Warren a lasting gift to GOP future
This Northeast liberal can’t lead Dems out of the abyss
The dust-up between U.S. Sen. Elizabeth Warren and Senate Leader Mitch McConnell had two clear winners: sales for Warren’s upcoming book and the long-term health of the Republican Party.
Following the high-profile back-and-forth involving Warren impugning one of her Senate colleagues, she and her political machine leapt into action. Within hours, she had appeared on a softball interview with Rachel Maddow, her finance team blasted an outraged fundraising email and designed a T-shirt to raise campaign cash. Furious Warren supporters created hashtags that started trending on social media, and the story quickly dominated the national news.
It wasn’t all positive news for Warren, though. In the days that followed, the niece of Martin Luther King Jr. accused the Massachusetts senator of playing the race card. Warren faced charges of hypocrisy when news reports emerged of her co-sponsoring a 2015 bill with then-U.S. Sen. Jeff Sessions, the man she was now labeling a racist, to award Congressional Gold Medals to participants in the Selma marches of 1965.
Speaking of hypocrisy, Warren is an interesting messenger to lead a discussion about racial issues. After all, she spent years self identifying as Native American — a claim she has been unable to substantiate — presumably to climb the career ladder at a time when elite universities were desperate to diversify their ranks. The controversy wasn’t enough to sink her in a Massachusetts Senate race, but running for president is an entirely different ballgame.
Conveniently, last week’s brouhaha occurred almost simultaneously with the rollout of Warren’s latest book. If you’re a publisher hoping to sell books to Warren supporters, it’s hard to imagine a better scenario than days of free headlines about a fight over President Trump’s Cabinet.
It wasn’t just Warren’s book sales that could benefit — the whole episode was a boon for her standing among the Democratic contenders.
Barely three weeks into the Trump administration, the jostling for the Democratic Party’s standard-bearer has begun in earnest. Similar to the dire situation Republicans faced in 2009 during the early days of the Obama administration, Democrats find themselves out- of- power and leaderless in 2017. Not since Reconstruction have they faced such a political hole.
While they haven’t settled on a leader, restless Democratic activists are demanding resistance to President Trump at all costs. Just as the Tea Party crucified Republicans they deemed insufficiently opposed to President Obama, the Democratic base is hungry for a fight with the new Republican president. So it’s not surprising that Warren and her fellow would-be 2020 competitors are reading the political tea leaves and reacting accordingly. But that’s where Democrats play into the hands of the GOP in the long run.
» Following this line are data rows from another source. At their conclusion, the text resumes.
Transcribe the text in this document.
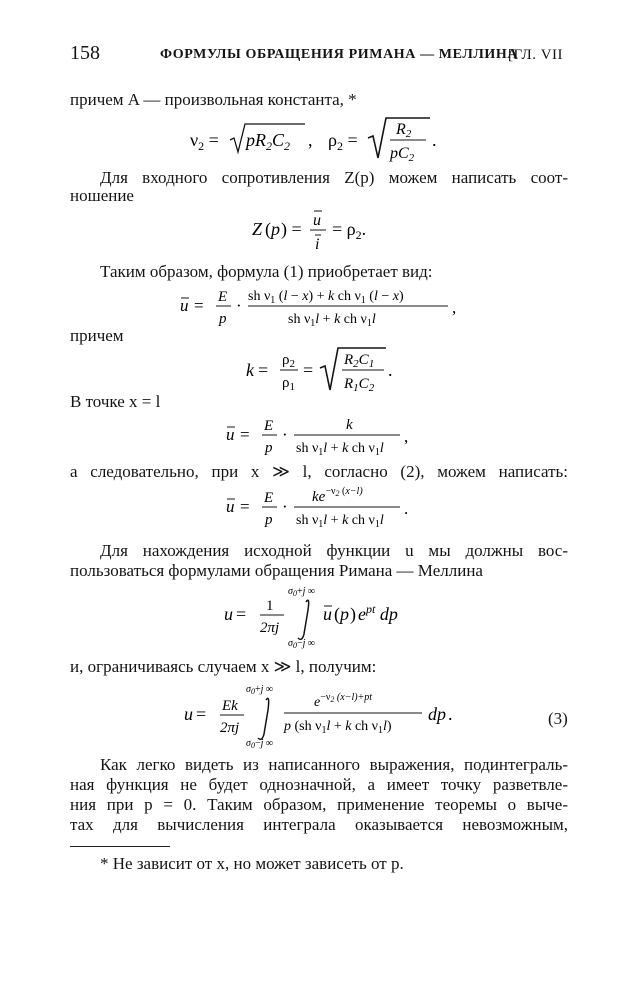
158	ФОРМУЛЫ ОБРАЩЕНИЯ РИМАНА — МЕЛЛИНА
[ГЛ. VII
причем A — произвольная константа, *
$\nu_2 = pR_2C_2$ , $\rho_2$ =
R2
pC2
.
Для входного сопротивления Z(p) можем написать соот-
ношение
Z ( p ) = u
i
= $\rho_2$.
Таким образом, формула (1) приобретает вид:
u = E
p
· sh $\nu_1$ (l − x) + k ch $\nu_1$ (l − x)
sh $\nu_1l + k$ ch $\nu_1l$
,
причем
$k = \rho_2$
$\rho_1$
= $R_2C_1$
$R_1C_2$
.
В точке x = l
u = E
p
·	k
sh $\nu_1l + k$ ch $\nu_1l$
,
а следовательно, при x ≫ l, согласно (2), можем написать:
u = E
p
· $ke^{-\nu}2$ (x−l)
sh $\nu_1l + k$ ch $\nu_1l$
.
Для нахождения исходной функции u мы должны вос-
пользоваться формулами обращения Римана — Меллина
u = 1
2πj
$\sigma_0+j$ ∞
$\sigma_0-j$ ∞
u ( p ) $e^{pt}$ dp
и, ограничиваясь случаем x ≫ l, получим:
u = Ek
2πj
$\sigma_0+j$ ∞
$\sigma_0-j$ ∞
$e^{-\nu}2$ (x−l)+pt
p (sh $\nu_1l + k$ ch $\nu_1l$)
dp .	(3)
Как легко видеть из написанного выражения, подинтеграль-
ная функция не будет однозначной, а имеет точку разветвле-
ния при p = 0. Таким образом, применение теоремы о выче-
тах для вычисления интеграла оказывается невозможным,
* Не зависит от x, но может зависеть от p.
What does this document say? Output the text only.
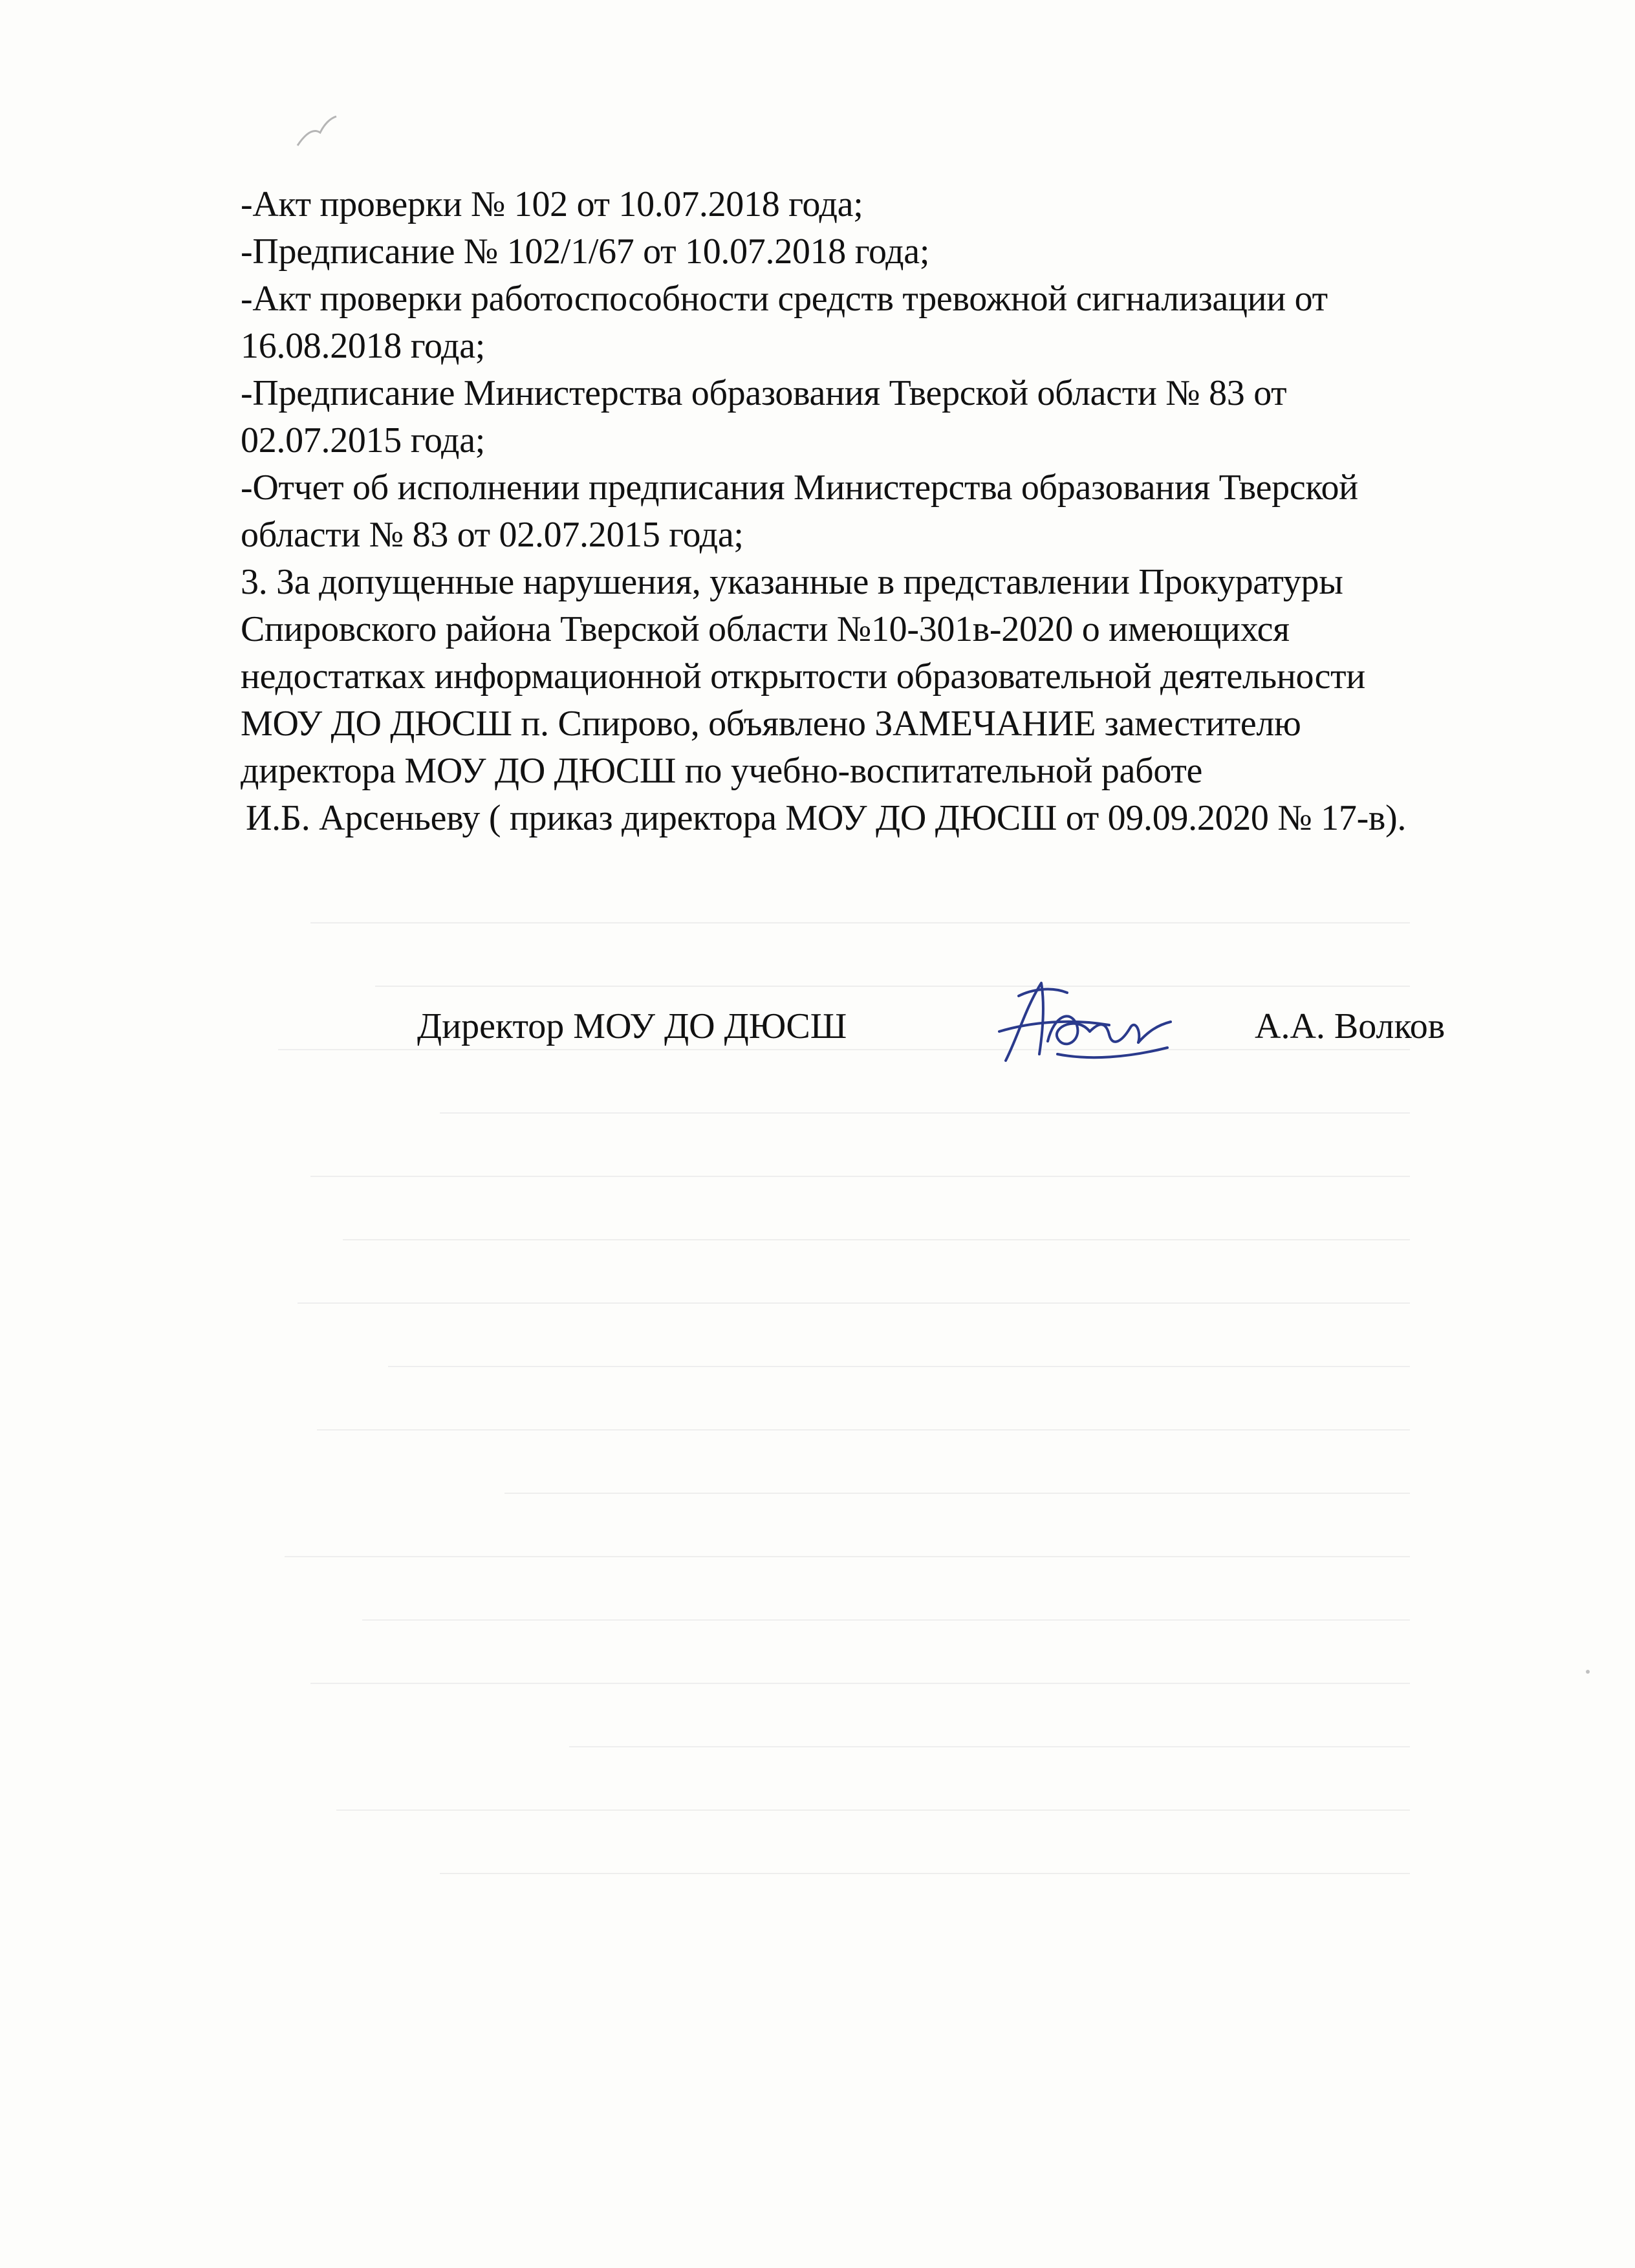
-Акт проверки № 102 от 10.07.2018 года;
-Предписание № 102/1/67 от 10.07.2018 года;
-Акт проверки работоспособности средств тревожной сигнализации от
16.08.2018 года;
-Предписание Министерства образования Тверской области № 83 от
02.07.2015 года;
-Отчет об исполнении предписания Министерства образования Тверской
области № 83 от 02.07.2015 года;
3. За допущенные нарушения, указанные в представлении Прокуратуры
Спировского района Тверской области №10-301в-2020 о имеющихся
недостатках информационной открытости образовательной деятельности
МОУ ДО ДЮСШ п. Спирово, объявлено ЗАМЕЧАНИЕ заместителю
директора МОУ ДО ДЮСШ по учебно-воспитательной работе
И.Б. Арсеньеву ( приказ директора МОУ ДО ДЮСШ от 09.09.2020 № 17-в).
Директор МОУ ДО ДЮСШ	А.А. Волков
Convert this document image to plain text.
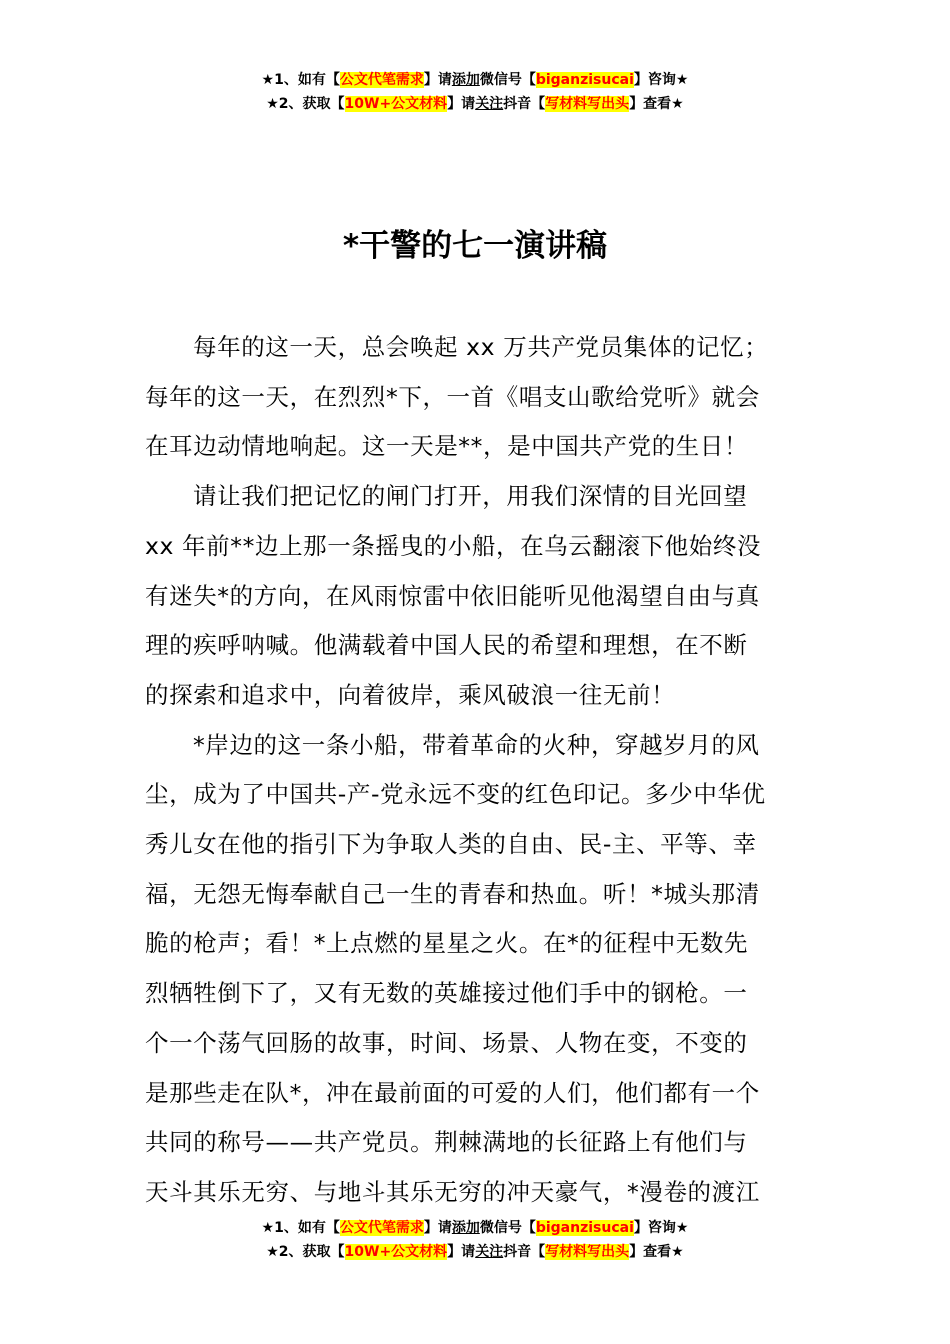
★1、如有【公文代笔需求】请添加微信号【biganzisucai】咨询★
★2、获取【10W+公文材料】请关注抖音【写材料写出头】查看★
*干警的七一演讲稿

每年的这一天，总会唤起 xx 万共产党员集体的记忆；
每年的这一天，在烈烈*下，一首《唱支山歌给党听》就会
在耳边动情地响起。这一天是**，是中国共产党的生日！

请让我们把记忆的闸门打开，用我们深情的目光回望
xx 年前**边上那一条摇曳的小船，在乌云翻滚下他始终没
有迷失*的方向，在风雨惊雷中依旧能听见他渴望自由与真
理的疾呼呐喊。他满载着中国人民的希望和理想，在不断
的探索和追求中，向着彼岸，乘风破浪一往无前！

*岸边的这一条小船，带着革命的火种，穿越岁月的风
尘，成为了中国共-产-党永远不变的红色印记。多少中华优
秀儿女在他的指引下为争取人类的自由、民-主、平等、幸
福，无怨无悔奉献自己一生的青春和热血。听！*城头那清
脆的枪声；看！*上点燃的星星之火。在*的征程中无数先
烈牺牲倒下了，又有无数的英雄接过他们手中的钢枪。一
个一个荡气回肠的故事，时间、场景、人物在变，不变的
是那些走在队*，冲在最前面的可爱的人们，他们都有一个
共同的称号——共产党员。荆棘满地的长征路上有他们与
天斗其乐无穷、与地斗其乐无穷的冲天豪气，*漫卷的渡江

★1、如有【公文代笔需求】请添加微信号【biganzisucai】咨询★
★2、获取【10W+公文材料】请关注抖音【写材料写出头】查看★
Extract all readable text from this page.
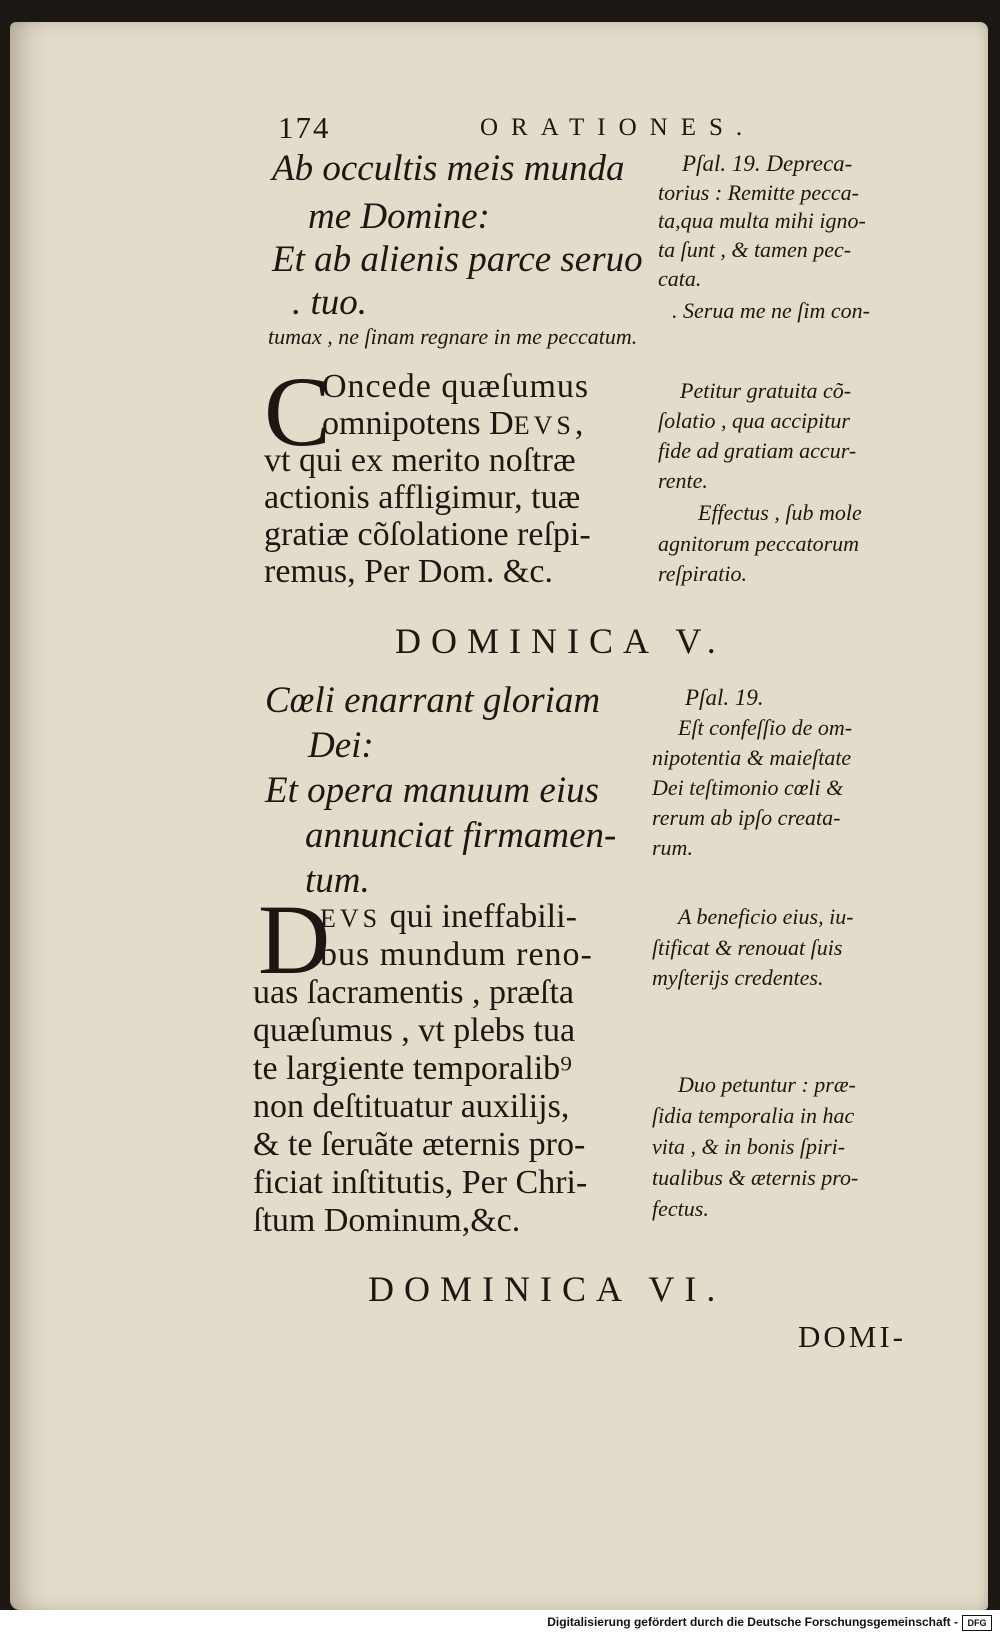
174	ORATIONES.
Ab occultis meis munda
me Domine:
Et ab alienis parce seruo
. tuo.
tumax , ne ſinam regnare in me peccatum.
Pſal. 19. Depreca-
torius : Remitte pecca-
ta,qua multa mihi igno-
ta ſunt , & tamen pec-
cata.
. Serua me ne ſim con-
C
Oncede quæſumus
omnipotens DEVS,
vt qui ex merito noſtræ
actionis affligimur, tuæ
gratiæ cõſolatione reſpi-
remus, Per Dom. &c.
Petitur gratuita cõ-
ſolatio , qua accipitur
fide ad gratiam accur-
rente.
Effectus , ſub mole
agnitorum peccatorum
reſpiratio.
DOMINICA V.
Cœli enarrant gloriam
Dei:
Et opera manuum eius
annunciat firmamen-
tum.
Pſal. 19.
Eſt confeſſio de om-
nipotentia & maieſtate
Dei teſtimonio cœli &
rerum ab ipſo creata-
rum.
D
EVS qui ineffabili-
bus mundum reno-
uas ſacramentis , præſta
quæſumus , vt plebs tua
te largiente temporalib⁹
non deſtituatur auxilijs,
& te ſeruãte æternis pro-
ficiat inſtitutis, Per Chri-
ſtum Dominum,&c.
A beneficio eius, iu-
ſtificat & renouat ſuis
myſterijs credentes.
Duo petuntur : præ-
ſidia temporalia in hac
vita , & in bonis ſpiri-
tualibus & æternis pro-
fectus.
DOMINICA VI.
DOMI-
Digitalisierung gefördert durch die Deutsche Forschungsgemeinschaft -	DFG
Republicans could do a lot worse than having Warren as the leader of the opposition. Democrats have already been relegated to the coasts and the cities. They have been gutted everywhere else. Nominating a former Harvard law professor from Cambridge is not going to fix their problems with bluecollar voters in the middle of the country. Granted it’s early, but nearly the entire crop of Democrats’ potential 2020 leaders fail to expand their geographical base. Warren, New Jersey Sen. Cory Booker, Vermont Sen. Bernie Sanders, New York Sen. Kirsten Gillibrand, California Sen. Kamala Harris all share more than just liberal views. They also all represent states in the Northeast or West Coast.
Donald Trump is president right now because he flipped a handful of Rust Belt states that hadn’t voted Republicans in decades — states where Warren has already demonstrated her lack of appeal when she endorsed failed Senate candidates.
While the recent publicity may improve her standing with liberal activists nationwide, it’s also a long-term win for the GOP. Warren is not the person to lead Democrats out of their abyss. But as a Republican, I’m happy she’s trying.